Rasiglia era fiancheggiata dall’antica Via della Spina, a circa tre chilometri, importante per i traffici commerciali tra Adriatico e Tirreno ed in particolare tra Roma e la Marca Anconetana. Nel XIV secolo anche a difesa della strada furono costruite alcune fortificazioni. Tra queste va ricordato, a Rasiglia, il castello dei Trinci (signori di Foligno), che con la sua posizione strategica permetteva il controllo della valle del Menotre.

Nella prima metà del Seicento, diminuita l’importanza militare, Rasiglia si affermò per le attività artigianali (mulini, opifici) grazie alla forza idrica proveniente dal fiume Menotre.

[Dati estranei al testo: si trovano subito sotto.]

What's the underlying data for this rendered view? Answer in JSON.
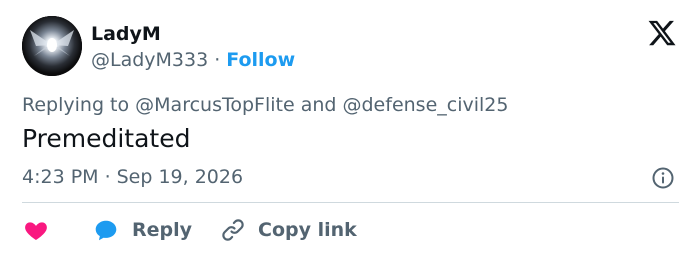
{
  "user": {
    "display_name": "LadyM",
    "handle": "@LadyM333",
    "separator": "·",
    "follow_label": "Follow"
  },
  "reply_context": {
    "prefix": "Replying to ",
    "user1": "@MarcusTopFlite",
    "joiner": " and ",
    "user2": "@defense_civil25"
  },
  "tweet": {
    "text": "Premeditated"
  },
  "meta": {
    "time": "4:23 PM",
    "separator": "·",
    "date": "Sep 19, 2026"
  },
  "actions": {
    "reply_label": "Reply",
    "copy_link_label": "Copy link"
  },
  "icons": {
    "brand": "x-logo-icon",
    "info": "info-icon",
    "like": "heart-icon",
    "reply": "speech-bubble-icon",
    "copy": "link-icon"
  },
  "colors": {
    "accent": "#1d9bf0",
    "like": "#f91880",
    "secondary_text": "#536471",
    "primary_text": "#0f1419",
    "divider": "#cfd9de"
  }
}
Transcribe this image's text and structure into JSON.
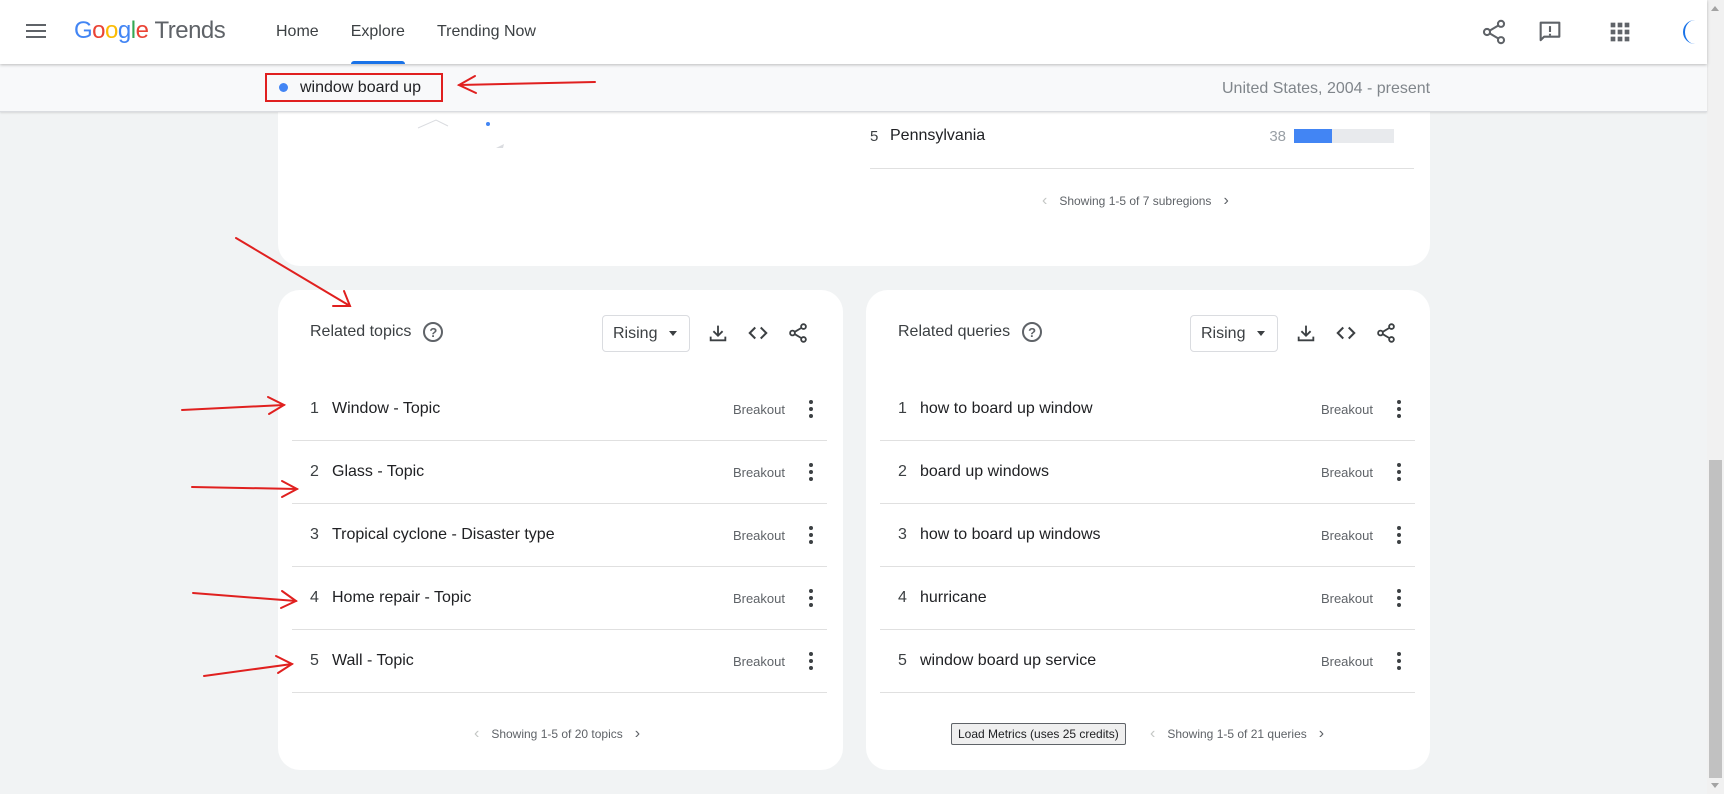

Importante la risorsa idrica ed il turismo estivo. La grande abbondanza d’acqua del canale interno fu sfruttata per sviluppare l’economia e determinò il formarsi, lungo il suo corso, di numerosi opifici: gualchiere, mulini a grano, lanifici e tintorie che eseguivano la lavorazione di stoffe pregiate. Tali opifici rimasero attivi per tutto l’Ottocento e la prima metà del Novecento; dopo la seconda guerra mondiale nonostante la petizione degli abitanti, i lanifici si trasferirono in città

Oggi il visitatore che giunge in questo luogo rimasto celato a molti non troverà solo scorci da fotografare, acqua di sorgente da bere, il rumore di cascate da ascoltare chiudendo gli occhi. Oggi Rasiglia è molto di più: è un museo a cielo aperto, lungo le cui strade compaiono installazioni che raffigurano donne e filande, che rievocano pensieri e poesie; un museo fatto di macine quattrocentesche e grandi setacci, di roccia spugnosa e muraglioni di pietra, di telai immensi, ingranaggi, arcolai; un museo fatto di stanze, di oggetti, ma soprattutto, di persone.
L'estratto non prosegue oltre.